SUMMARY1 The subventricular zone (SVZ) of the forebrain that overlies the caudate nucleus is one of the principal brain regions in which neurogenesis occurs in the human brain, throughout life. 2 In response to the degeneration that occurs in the caudate nucleus in Huntington's disease, or in the caudate nucleus or cortex in stroke models, the SVZ increases the production of progenitor cells that migrate towards the site of the damage where they can differentiate into mature neurons and glial cells. The SVZ contains three main cell types and these are progenitor cells, glial cells and migratory neuroblasts; glial cells are the most common cell type and, in response to Huntington's disease, most of the SVZ cell proliferation is glial, but the number of precursor and neuroblasts is also increased. 3 The SVZ is enriched in neuroactive compounds, such as neuropeptide Y and γ‐aminobutyric acid receptor subunits γ2, which stimulate ongoing neurogenesis.

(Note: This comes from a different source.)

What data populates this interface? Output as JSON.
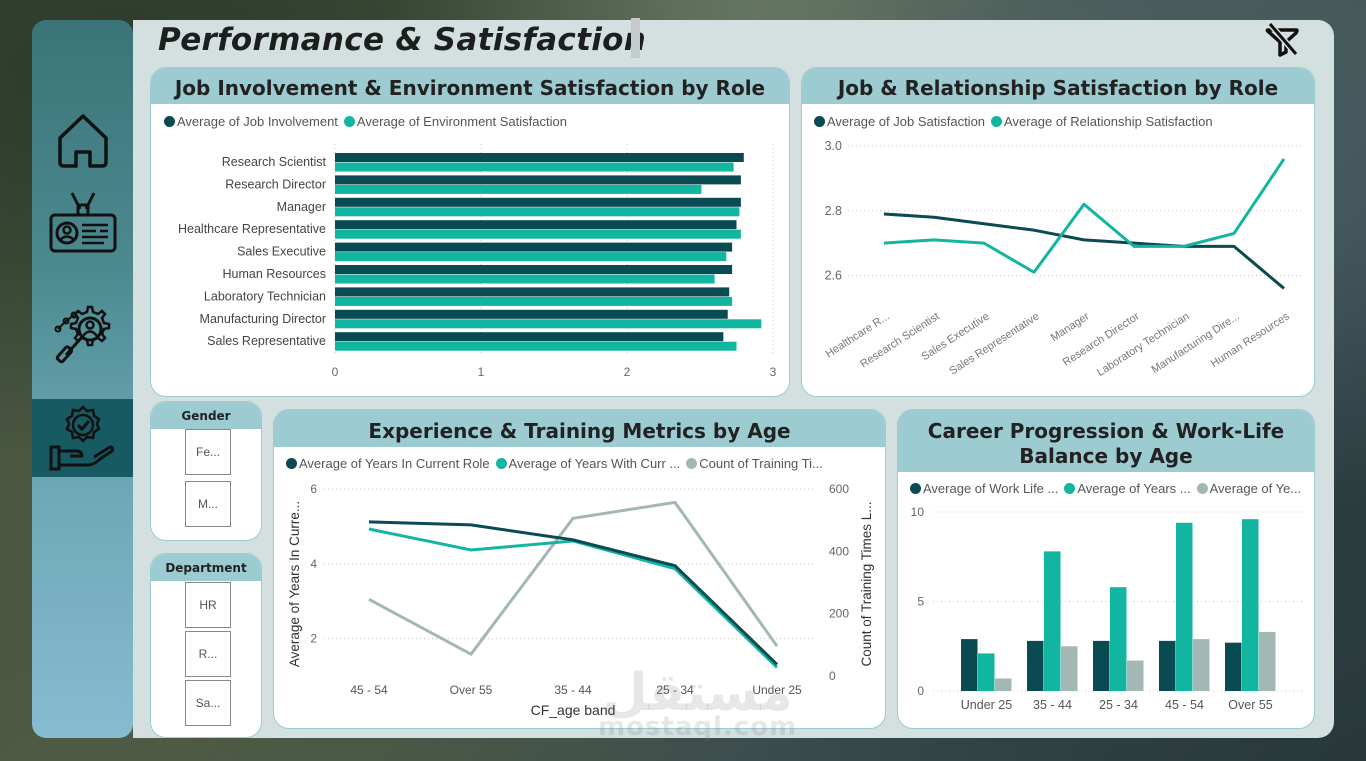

Interestingly, these stimulating cues are upregulated in the SVZ in response to Huntington's disease. Thus, the SVZ comprises heterogeneous cell types that are maintained in an environment that is permissive to neurogenesis and gliogenesis, and responds to neurodegenerative changes in adjacent brain regions by increasing progenitor cell proliferation and neurogenesis in an attempt to replace the cells that die as a result of neurodegeneration.